The AI agent proved so adept "at using natural language to negotiate with people in Diplomacy that they often favored working with CICERO over other human participants," the Meta team noted in a press release Wednesday. "Diplomacy is a game about people rather than pieces. If an agent can't recognize that someone is likely bluffing or that another player would see a certain move as aggressive, it will quickly lose the game. Likewise, if it doesn't talk like a real person — showing empathy, building relationships, and speaking knowledgeably about the game — it won't find other players willing to work with it."

Meta Cicero
Meta

Essentially, Cicero combines the strategic mindset from Pluribot or AlphaGO with the natural language processing (NLP) abilities of Blenderbot or GPT-3. The agent is even capable of forethought. "Cicero can deduce, for example, that later in the game it will need the support of one particular player, and then craft a strategy to win that person’s favor – and even recognize the risks and opportunities that that player sees from their particular point of view," the research team noted.

The agent does not train through a standard reinforcement learning scheme as similar systems do. The Meta team explains that doing so would lead to suboptimal performance as, "relying purely on supervised learning to choose actions based on past dialogue results in an agent that is relatively weak and highly exploitable."

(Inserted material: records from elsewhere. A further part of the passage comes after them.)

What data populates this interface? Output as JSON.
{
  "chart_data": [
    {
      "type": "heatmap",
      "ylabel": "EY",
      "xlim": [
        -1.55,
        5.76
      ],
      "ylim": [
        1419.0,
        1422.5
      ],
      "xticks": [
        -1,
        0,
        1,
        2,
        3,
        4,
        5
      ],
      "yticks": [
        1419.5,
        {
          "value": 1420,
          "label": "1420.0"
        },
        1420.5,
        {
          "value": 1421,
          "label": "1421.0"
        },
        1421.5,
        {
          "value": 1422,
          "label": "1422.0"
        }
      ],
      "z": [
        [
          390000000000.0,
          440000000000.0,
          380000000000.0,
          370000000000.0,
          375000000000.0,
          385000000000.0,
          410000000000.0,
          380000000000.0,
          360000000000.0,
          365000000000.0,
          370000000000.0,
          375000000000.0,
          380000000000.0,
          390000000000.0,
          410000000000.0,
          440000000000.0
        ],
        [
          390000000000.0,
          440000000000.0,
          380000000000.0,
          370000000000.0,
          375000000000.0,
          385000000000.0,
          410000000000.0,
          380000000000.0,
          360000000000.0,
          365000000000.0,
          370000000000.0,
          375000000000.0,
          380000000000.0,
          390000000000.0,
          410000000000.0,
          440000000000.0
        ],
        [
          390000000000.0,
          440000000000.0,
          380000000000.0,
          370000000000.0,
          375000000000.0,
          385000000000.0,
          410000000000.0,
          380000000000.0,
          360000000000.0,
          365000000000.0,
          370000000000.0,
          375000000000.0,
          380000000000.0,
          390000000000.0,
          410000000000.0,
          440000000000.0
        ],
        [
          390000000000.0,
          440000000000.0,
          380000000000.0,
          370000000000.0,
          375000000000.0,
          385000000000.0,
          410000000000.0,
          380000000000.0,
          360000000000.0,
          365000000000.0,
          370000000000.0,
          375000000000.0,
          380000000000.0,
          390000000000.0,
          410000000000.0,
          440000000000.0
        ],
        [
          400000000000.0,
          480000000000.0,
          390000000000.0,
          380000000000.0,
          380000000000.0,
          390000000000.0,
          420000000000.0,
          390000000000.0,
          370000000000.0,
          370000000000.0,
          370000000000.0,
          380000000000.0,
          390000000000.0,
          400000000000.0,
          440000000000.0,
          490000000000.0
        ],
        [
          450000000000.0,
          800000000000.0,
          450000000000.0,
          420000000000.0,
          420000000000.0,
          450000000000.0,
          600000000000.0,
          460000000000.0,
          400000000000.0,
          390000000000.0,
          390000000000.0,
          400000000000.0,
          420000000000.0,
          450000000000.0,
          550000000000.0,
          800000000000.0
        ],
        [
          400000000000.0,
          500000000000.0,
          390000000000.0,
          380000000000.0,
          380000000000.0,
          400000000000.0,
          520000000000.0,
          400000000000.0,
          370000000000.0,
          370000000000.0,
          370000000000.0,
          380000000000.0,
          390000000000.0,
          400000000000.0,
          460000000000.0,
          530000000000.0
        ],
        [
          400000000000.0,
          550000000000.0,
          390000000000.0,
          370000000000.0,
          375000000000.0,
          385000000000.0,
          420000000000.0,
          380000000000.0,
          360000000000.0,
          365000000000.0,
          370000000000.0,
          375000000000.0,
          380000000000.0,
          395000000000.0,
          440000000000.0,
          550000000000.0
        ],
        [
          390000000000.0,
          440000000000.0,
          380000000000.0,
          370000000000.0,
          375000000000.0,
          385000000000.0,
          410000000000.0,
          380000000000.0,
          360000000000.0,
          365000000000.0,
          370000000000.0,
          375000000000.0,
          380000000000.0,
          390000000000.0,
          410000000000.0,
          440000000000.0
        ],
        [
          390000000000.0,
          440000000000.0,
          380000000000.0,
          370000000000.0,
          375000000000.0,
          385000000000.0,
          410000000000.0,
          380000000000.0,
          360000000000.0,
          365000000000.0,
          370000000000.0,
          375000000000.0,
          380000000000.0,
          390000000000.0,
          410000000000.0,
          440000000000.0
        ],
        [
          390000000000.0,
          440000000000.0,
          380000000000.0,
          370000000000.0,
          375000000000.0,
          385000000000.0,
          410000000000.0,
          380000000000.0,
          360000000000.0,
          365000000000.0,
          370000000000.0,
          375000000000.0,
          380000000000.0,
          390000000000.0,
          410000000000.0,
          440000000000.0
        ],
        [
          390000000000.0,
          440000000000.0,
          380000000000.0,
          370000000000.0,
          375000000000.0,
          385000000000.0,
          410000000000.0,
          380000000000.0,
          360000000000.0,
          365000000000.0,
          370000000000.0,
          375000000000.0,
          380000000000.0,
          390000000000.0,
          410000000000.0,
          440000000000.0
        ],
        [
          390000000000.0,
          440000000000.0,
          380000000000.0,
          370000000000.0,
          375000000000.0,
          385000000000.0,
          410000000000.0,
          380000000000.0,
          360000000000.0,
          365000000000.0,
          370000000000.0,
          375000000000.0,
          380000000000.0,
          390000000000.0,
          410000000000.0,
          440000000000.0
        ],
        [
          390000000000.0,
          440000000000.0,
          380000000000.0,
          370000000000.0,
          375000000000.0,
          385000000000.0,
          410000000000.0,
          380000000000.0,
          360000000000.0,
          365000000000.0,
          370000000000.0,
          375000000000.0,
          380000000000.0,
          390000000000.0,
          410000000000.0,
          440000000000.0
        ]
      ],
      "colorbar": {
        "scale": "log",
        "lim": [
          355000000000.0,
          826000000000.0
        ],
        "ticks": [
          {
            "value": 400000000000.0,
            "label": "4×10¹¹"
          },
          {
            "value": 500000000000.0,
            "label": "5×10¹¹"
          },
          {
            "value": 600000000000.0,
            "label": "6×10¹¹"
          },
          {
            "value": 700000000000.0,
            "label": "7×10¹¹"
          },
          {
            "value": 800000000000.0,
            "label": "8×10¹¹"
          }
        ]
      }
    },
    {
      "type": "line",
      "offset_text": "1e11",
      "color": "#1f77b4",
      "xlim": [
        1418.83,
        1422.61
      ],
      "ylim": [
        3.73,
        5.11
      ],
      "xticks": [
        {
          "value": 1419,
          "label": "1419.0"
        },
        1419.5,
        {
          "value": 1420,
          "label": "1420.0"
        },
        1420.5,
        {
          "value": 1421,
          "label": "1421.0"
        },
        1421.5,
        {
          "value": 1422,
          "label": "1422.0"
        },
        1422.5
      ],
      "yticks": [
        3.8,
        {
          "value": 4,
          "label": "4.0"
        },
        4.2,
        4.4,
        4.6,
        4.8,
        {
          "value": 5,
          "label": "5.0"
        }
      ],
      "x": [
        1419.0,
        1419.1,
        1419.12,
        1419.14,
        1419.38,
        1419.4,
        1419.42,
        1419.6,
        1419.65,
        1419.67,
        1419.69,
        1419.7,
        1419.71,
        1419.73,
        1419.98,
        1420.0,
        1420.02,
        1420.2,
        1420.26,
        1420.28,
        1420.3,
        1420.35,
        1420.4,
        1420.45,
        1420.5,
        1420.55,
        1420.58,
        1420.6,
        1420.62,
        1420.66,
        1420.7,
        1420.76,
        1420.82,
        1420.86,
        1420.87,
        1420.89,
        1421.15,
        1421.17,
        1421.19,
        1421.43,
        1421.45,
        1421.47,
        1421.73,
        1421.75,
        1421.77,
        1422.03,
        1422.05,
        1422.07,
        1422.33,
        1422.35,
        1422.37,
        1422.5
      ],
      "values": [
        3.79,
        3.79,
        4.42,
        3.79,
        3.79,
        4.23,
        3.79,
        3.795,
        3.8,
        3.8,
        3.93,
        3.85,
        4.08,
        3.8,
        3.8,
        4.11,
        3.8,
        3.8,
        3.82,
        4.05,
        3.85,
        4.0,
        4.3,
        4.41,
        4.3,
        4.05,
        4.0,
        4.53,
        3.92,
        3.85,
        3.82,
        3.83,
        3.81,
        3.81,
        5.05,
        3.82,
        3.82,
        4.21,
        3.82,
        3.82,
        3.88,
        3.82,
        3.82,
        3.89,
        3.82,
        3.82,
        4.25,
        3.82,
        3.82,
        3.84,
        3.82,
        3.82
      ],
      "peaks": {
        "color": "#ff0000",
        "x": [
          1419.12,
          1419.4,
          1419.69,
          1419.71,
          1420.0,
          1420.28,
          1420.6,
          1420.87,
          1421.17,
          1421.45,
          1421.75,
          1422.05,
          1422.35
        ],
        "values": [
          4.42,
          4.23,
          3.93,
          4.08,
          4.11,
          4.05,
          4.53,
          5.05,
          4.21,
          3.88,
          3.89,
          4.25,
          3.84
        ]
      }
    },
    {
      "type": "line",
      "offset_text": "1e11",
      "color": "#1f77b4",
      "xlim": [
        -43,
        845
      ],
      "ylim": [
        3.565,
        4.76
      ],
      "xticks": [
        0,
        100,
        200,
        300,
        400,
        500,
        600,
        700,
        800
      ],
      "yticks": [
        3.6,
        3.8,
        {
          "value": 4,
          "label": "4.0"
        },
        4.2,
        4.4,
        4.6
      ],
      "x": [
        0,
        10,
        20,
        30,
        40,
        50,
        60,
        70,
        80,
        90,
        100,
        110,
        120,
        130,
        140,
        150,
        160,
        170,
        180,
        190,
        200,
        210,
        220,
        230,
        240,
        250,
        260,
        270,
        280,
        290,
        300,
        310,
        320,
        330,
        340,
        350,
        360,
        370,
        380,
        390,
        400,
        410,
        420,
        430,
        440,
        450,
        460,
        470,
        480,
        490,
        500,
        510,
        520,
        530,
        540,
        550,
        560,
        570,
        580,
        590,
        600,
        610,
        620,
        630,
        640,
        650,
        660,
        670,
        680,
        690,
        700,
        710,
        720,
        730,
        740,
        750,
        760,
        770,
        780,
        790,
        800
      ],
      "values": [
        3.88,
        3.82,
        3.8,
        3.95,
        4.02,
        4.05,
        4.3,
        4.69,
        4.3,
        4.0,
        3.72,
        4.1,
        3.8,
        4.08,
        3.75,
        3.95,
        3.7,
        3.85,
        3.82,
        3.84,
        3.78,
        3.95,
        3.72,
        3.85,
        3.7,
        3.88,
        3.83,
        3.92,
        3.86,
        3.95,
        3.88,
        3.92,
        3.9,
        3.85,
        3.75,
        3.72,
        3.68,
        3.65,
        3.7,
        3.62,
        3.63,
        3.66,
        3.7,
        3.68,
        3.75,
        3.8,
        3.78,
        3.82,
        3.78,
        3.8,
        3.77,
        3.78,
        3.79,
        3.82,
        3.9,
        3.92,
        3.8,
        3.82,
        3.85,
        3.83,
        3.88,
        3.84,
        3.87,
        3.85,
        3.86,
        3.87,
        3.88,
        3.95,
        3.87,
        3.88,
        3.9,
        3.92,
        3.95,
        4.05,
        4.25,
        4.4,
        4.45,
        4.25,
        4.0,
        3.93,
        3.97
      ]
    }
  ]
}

Instead Cicero uses "iterative planning algorithm that balances dialogue consistency with rationality." It will first predict its opponents' plays based on what happened during the negotiation round, as well as what play it thinks its opponents think it will make before "iteratively improving these predictions by trying to choose new policies that have higher expected value given the other players' predicted policies, while also trying to keep the new predictions close to the original policy predictions." Easy, right?

The system is not yet fool-proof, as the agent will occasionally get too clever and wind up playing itself by taking contradictory negotiating positions. Still, its performance in these early trials is superior to that of many human politicians. Meta plans to continue developing the system to "serve as a safe sandbox to advance research in human-AI interaction."